According to Wolf, morality and its followers are good people but won’t the world be a boring place if each one of us is a “Moral saint”! Susan Wolf considers common sense and bit of immorality is what makes the planet earth a place worth living in. According to Susan, a moral saint is defined as the one who would always sacrifice his own interests and desires for the betterment of the society or for someone else’s happiness. Doing such an act would definitely require lot of self-control but she also feels blessed that none of her friends and family members acts that way.

However, she also recognizes the reason behind our wishing not to be moral saints in the following lines, “…some of the reason for the disaffection we feel for the model of moral sainthood is our reluctance to criticize ourselves and reluctance to committing ourselves in giving up the activities and interests that we heartily enjoy. ” Susan believes instead of having Mother Theresa as our role model, we would more often find Jane Austen inspiring us. She does not deny that Mother Theresa as a moral saint but definitely believes that a person need not be moral in all aspects to make him/her a moral person.

In fact, we can readily interpret from this that Susan might believe a person may be moral in some aspect and immoral in some other and that would not necessarily make him an immoral person and hence, can conclude that an immoral person can have integrity. Susan believes that the moral theories of today curb many opportunities to be more moral by imposing rules on personal desires and aspirations. More often than not, Susan Wolf’s view on moral saints can be a base for the belief that integrity is not restricted to only moral saints but to anyone who can stand the test of his/her desires.

All the three philosophers seem to have stumbled upon an important facet of a human being that of individuality, and the individual’s personal goals that so often sacrificed in the name of morality.

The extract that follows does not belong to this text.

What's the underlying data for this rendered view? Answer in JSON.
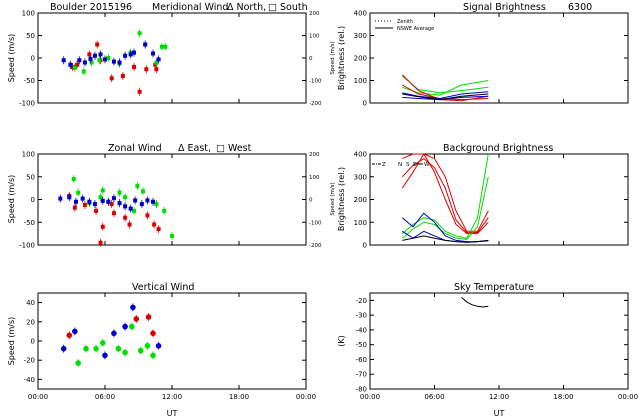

As mentioned in the beginning, Integrity is defined as something pure and whole. For me, a person has integrity when he fulfills his responsibility with perfection the very first time. I believe, a person has integrity if he behaves the same way with his friend and lover when they both commit the same mistake. For me, a person is gifted with the virtue of integrity if he fights for his beliefs even if that means he may have to face death.

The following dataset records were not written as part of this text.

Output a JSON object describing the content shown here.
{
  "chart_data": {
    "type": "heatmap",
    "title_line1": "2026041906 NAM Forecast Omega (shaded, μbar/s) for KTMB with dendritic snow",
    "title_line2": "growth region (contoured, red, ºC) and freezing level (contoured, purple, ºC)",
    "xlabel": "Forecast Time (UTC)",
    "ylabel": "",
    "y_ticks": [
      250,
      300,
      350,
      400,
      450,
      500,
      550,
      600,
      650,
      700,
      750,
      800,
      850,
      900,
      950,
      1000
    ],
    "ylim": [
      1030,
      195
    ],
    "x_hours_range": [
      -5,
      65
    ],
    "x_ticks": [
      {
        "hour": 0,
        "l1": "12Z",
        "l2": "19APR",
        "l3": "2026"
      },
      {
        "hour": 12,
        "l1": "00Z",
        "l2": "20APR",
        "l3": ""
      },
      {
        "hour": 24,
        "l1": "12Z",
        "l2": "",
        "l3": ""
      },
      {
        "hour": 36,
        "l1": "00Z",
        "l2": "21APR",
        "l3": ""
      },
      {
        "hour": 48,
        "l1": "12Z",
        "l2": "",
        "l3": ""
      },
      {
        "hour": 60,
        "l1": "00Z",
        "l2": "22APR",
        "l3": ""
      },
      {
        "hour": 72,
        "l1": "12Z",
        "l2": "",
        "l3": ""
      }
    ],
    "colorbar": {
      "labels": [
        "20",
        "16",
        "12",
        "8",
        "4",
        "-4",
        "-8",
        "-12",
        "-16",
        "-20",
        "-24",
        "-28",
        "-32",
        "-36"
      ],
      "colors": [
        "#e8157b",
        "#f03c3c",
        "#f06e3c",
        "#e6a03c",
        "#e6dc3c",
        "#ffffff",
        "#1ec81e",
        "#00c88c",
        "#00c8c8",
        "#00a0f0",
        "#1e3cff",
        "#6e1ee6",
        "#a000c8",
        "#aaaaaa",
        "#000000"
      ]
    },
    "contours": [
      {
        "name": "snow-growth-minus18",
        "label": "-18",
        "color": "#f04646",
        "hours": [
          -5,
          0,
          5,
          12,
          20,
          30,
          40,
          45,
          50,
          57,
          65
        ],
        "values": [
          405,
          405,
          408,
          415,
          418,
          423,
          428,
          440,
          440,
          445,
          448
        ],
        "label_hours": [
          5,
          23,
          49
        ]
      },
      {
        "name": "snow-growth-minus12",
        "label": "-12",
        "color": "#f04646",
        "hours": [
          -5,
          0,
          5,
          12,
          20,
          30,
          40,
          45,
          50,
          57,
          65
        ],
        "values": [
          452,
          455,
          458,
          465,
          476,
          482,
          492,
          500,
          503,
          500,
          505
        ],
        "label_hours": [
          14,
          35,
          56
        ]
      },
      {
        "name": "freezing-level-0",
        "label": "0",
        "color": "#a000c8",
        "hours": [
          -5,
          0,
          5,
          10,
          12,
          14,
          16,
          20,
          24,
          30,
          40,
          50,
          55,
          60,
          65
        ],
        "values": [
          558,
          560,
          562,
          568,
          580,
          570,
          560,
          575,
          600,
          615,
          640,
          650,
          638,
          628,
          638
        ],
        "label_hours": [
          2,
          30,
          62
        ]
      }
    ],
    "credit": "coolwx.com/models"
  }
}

Integrity, for me, is when you sacrifice your life fully knowing the reason why you are doing it and the reason being it is not for others but for your own sake. For example, I would never risk my life saving others first if my own family life is at risk. Integrity would not be if I abandon my family and save strangers for the sake of morality rules imposed on me. Integrity would be if I save my family for I have promised to be with them in thick and thin. What use are the moral laws if I cannot have inner peace? My guilt conscious would always remind me of the integrity I should have maintained intact.